Delegates filtering out of the predawn discussions Friday sounded disappointed.

"It's a political statement, but it isn't a lot," said Chinese delegate Li Junhua.

"It would be a major disappointment. A political declaration would not guarantee our survival," said Selwin Hart, a delegate from Barbados speaking for the Alliance of Small Island States, many of which are threatened by seas rising form global warming.

The conference has been plagued by growing distrust between rich and poor nations. Both sides blamed the other for failing to take ambitions actions to tackle climate change and bickered over a post-Kyoto legal framework. At one point, African delegates staged a partial boycott of the talks.

World leaders handed off the draft text of about three pages at about 3 a.m. local time to their ministers and they continued to work on it through the night. But by 5 a.m., negotiators from Mexico and the G-77 plus China said they were nowhere near agreement on the final document.

Clinton's announcement on funding was widely praised. Yoshiko Kijima, a senior Japanese negotiator, said it sent a strong signal by Obama "that he will persuade his own people that we need to show something to developing countries. I really respect that."

Carlgren, speaking for the EU, said Clinton added "political momentum" to the talks and India's Environment Minister Jairam Ramesh called it "a good step forward."

But none of the leaders at the summit offered to increase their emissions targets, which the United Nations has concluded would fall far short of what is needed to avoid the worst impacts of climate change.

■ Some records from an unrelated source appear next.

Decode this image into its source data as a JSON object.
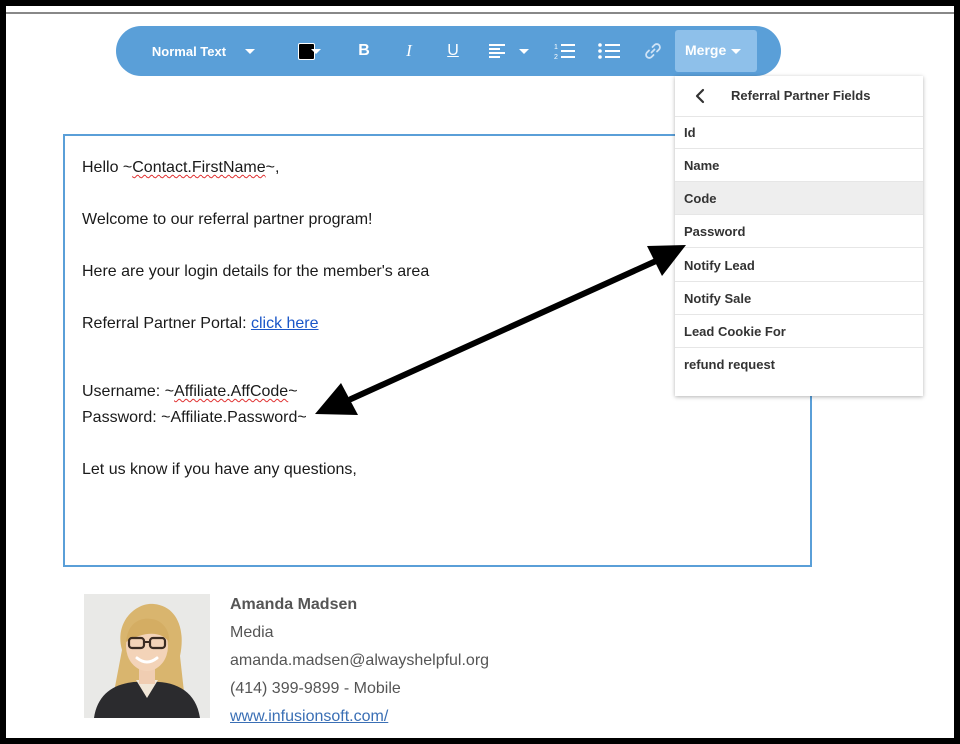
{
  "toolbar": {
    "text_style": "Normal Text",
    "text_color": "#000000",
    "bold": "B",
    "italic": "I",
    "underline": "U",
    "merge_label": "Merge"
  },
  "editor": {
    "greeting_prefix": "Hello ~",
    "greeting_field": "Contact.FirstName",
    "greeting_suffix": "~,",
    "welcome": "Welcome to our referral partner program!",
    "login_intro": "Here are your login details for the member's area",
    "portal_label": "Referral Partner Portal: ",
    "portal_link": "click here",
    "username_prefix": "Username: ~",
    "username_field": "Affiliate.AffCode",
    "username_suffix": "~",
    "password_line": "Password: ~Affiliate.Password~",
    "closing": "Let us know if you have any questions,"
  },
  "merge_menu": {
    "title": "Referral Partner Fields",
    "highlighted_item": "Code",
    "items": [
      "Id",
      "Name",
      "Code",
      "Password",
      "Notify Lead",
      "Notify Sale",
      "Lead Cookie For",
      "refund request"
    ]
  },
  "signature": {
    "name": "Amanda Madsen",
    "title": "Media",
    "email": "amanda.madsen@alwayshelpful.org",
    "phone": "(414) 399-9899 - Mobile",
    "website": "www.infusionsoft.com/"
  },
  "colors": {
    "toolbar_bg": "#5a9fd8",
    "merge_active_bg": "#8ec0ea",
    "editor_border": "#5a9fd8",
    "link": "#1a56c8",
    "highlight_row": "#eeeeee"
  }
}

Sudan's Lumumba said the agreement that was being worked on included a goal of keeping temperatures from rising more than 2 degrees C above preindustrial levels, a ceiling a half-degree warmer than developing nations demand.

Carbon dioxide and other heat-trapping gases in the atmosphere have already increased global temperatures by 0.7 degrees C (1.3 degrees F) since the Industrial Age began the extensive burning of fossil fuels.

A U.N.-sponsored scientific panel says any further rise to above 2 degrees C (3.6 degrees F) more than preindustrial temperatures could lead to a catastrophic sea-level rise threatening islands and coastal cities, the die-off of many species of animals and plants, and damaging climate shifts to the agricultural economies of many countries.

An internal U.N. calculation, obtained by The Associated Press, said pledges made so far by both industrial and developing countries would mean a 3-degree Celsius (4.8-degree Fahrenheit) temperature rise over preindustrial levels.